One of the first things I did upon arrival in Germany last fall was empty my wallet. The Canadian cash was put away the day we arrived; the credit cards once I had German ones.
The day I return to Canada I will put my Canadian money back in the wallet, retaining a few Euros, just in case I need to make an airport purchase. I’ll reverse the process when we come back to Germany. I don’t know if that process makes me typical or not, but I did get a slight surprise in German class last week, a surprise involving cash.
It was a simple exercise. People had been asked to bring in an item from home for a pretend flea market.
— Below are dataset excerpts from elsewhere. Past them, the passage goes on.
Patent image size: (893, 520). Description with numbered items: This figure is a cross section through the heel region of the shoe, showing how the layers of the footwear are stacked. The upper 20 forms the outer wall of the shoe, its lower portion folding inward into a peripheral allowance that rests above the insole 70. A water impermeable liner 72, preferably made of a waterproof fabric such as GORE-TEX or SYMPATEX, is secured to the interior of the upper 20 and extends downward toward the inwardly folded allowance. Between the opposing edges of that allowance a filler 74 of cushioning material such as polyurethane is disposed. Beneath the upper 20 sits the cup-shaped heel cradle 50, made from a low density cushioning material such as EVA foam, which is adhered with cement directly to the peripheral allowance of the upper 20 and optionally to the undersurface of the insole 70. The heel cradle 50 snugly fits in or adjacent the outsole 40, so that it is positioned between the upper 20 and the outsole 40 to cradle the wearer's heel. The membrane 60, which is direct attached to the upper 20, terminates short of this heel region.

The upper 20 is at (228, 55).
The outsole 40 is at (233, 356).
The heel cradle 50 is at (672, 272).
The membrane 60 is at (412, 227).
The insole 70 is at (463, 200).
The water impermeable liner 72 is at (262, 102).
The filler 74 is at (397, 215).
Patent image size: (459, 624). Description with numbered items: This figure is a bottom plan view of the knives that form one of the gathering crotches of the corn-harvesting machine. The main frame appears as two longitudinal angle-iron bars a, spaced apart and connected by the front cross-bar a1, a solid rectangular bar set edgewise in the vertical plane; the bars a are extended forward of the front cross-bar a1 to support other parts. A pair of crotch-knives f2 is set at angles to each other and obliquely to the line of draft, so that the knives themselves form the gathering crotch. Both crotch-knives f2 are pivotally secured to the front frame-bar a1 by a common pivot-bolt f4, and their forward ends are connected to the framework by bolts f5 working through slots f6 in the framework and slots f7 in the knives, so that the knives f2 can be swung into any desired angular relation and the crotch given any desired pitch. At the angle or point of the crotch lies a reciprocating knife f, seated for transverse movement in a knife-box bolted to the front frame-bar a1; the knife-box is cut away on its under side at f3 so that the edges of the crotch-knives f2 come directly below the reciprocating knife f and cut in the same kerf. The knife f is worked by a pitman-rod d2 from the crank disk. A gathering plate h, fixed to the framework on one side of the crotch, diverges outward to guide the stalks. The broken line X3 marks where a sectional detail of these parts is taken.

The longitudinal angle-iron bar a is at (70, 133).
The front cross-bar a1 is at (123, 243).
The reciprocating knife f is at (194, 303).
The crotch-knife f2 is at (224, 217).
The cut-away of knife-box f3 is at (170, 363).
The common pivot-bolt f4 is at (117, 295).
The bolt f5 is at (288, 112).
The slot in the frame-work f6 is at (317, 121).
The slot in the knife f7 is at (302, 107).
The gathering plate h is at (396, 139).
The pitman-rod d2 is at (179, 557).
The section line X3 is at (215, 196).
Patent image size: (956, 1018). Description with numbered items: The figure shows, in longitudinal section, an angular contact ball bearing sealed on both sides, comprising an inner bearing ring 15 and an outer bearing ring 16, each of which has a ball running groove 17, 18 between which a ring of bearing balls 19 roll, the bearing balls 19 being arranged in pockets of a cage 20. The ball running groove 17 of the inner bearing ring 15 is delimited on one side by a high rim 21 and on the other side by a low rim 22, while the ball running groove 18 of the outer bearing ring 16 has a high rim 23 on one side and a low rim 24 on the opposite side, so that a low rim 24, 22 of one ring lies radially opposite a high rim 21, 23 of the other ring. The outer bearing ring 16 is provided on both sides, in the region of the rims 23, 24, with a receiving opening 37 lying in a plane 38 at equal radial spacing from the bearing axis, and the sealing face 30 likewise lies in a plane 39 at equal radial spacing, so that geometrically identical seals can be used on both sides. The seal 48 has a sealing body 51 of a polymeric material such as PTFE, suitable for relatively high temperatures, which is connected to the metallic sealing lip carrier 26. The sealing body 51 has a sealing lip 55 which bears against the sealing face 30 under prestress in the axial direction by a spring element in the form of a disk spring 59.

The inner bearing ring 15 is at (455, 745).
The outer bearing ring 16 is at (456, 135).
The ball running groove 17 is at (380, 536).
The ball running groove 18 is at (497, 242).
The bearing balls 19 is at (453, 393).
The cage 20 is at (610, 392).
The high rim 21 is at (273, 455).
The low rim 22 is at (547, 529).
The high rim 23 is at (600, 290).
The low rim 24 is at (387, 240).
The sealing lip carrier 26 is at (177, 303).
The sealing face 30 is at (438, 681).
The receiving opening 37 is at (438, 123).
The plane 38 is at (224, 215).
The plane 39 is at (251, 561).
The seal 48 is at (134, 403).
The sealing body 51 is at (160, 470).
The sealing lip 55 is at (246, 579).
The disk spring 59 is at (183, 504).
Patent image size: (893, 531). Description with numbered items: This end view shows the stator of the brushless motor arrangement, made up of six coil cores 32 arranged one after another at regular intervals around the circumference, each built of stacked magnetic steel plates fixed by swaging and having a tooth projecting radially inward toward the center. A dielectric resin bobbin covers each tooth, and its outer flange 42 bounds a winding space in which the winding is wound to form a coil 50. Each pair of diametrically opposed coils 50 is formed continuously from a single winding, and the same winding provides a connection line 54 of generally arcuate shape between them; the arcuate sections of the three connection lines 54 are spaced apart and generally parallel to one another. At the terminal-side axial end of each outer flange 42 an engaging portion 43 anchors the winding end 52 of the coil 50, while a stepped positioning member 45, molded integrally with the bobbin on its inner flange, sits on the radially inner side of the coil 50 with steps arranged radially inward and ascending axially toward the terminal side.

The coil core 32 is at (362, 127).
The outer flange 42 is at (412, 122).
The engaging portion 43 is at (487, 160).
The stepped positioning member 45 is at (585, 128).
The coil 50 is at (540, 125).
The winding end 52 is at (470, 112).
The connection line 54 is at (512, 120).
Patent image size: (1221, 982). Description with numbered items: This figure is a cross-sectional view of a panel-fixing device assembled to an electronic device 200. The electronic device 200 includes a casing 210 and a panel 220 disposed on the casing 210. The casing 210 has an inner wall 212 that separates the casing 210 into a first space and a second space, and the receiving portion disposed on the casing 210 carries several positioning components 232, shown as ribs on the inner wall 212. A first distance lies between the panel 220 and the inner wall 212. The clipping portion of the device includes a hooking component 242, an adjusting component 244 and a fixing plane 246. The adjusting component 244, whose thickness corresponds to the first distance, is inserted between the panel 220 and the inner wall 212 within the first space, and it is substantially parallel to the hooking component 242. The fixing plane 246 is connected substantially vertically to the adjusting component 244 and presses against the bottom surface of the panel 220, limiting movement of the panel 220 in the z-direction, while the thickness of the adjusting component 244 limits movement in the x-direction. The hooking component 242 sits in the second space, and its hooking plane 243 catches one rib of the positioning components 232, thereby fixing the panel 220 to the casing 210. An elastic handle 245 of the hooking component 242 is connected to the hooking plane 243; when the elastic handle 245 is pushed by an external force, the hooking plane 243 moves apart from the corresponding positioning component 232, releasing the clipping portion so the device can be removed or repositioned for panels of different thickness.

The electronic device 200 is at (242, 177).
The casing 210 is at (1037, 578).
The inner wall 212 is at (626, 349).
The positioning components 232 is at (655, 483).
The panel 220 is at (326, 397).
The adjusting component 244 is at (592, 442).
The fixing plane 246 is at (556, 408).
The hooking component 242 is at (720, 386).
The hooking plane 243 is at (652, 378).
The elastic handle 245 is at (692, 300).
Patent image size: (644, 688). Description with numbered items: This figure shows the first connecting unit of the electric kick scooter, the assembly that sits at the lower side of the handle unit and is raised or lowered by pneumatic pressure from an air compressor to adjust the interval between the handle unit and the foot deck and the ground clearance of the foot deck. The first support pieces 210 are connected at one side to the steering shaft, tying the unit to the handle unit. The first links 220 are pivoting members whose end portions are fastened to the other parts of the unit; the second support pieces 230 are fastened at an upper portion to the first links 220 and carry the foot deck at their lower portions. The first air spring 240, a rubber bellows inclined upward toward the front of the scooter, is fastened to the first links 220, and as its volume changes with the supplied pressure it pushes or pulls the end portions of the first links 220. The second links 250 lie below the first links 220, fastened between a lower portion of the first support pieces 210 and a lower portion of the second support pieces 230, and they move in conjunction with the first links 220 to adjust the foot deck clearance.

The idea was we could practice our German on each other, taking turns buying or selling or bargaining. (I forgot all about the assignment until after I left home. When I got off the bus, I picked up a small rock from someone’s rock garden; I returned it after class.)
Most of the flea market items were German-language books belonging to our teacher. That tells me I wasn’t the only one who forgot to bring something. However, in the middle of the lesson, our youngest classmate, a 20-year-old Syrian refugee reached into his pocket, pulled out his wallet and put two Syrian pound notes on the table, 100 pounds each. That sounds impressive – but combines they were worth about 30 Euro cents. I’m not sure what you can buy here that cheaply.
Others followed suit, and suddenly there was more money on the table. I knew the rubles came from our lone Russian, and it was easy to figure out where the Eritrean money came from. But I didn’t know we had a Nigerian. And I’m sure we don’t have a Mexican, so who was carrying those pesos?
As I said, I dumped my money upon arrival until I need it again. I don’t see the point of carrying Canadian cash everywhere I go. A twenty-dollar bill doesn’t bring with it an emotional connection to home; maybe carrying money from the homeland provides an emotional boost for my classmates, a reminder of where they have been – and perhaps where they want to return.
I can only assume the young Syrian has had that money in his wallet for the three years he has lived in Germany. I’m sure he wonders if it will ever be safe enough for him to go home again. I doubt he has a home left to go to.
The Russian can, I think, go home anytime she wishes. I’m not sure why she is here, but I think she is an economic migrant not a political refugee. (As a class we told each other our stories at the outset – but my German wasn’t good enough to understand what was being said, and some, such as myself, could only manage the simplest of sentences. I was able to say I was here for work, but there was no way I could explain the complexity of that work. After five months of class I still can’t.)
Most of us have a concept of home, something we associate with place and family. I have lived more in Ottawa than anywhere else, more than half my life, but is it home? I say it is, but an argument could be made that I am more emotionally attached to the Montreal suburb of my formative years.
I am enjoying Germany, but I miss Canada. There’s something about the familiar that resonates. Not to mention that I can speak the language there, usually without butchering the grammar. I may never be able to say that here. In either language. Germany may become my home in casual conversation, but it will never be where my heart resides. So, I understand why people would carry a touch of home in their wallets, even if I am too practical to do so.
I prayed today for my classmates who carry those cash remembrances with them. I prayed for healing, for acceptance and for hope. Maybe they will find it – and they won’t need to keep that money in their wallets anymore.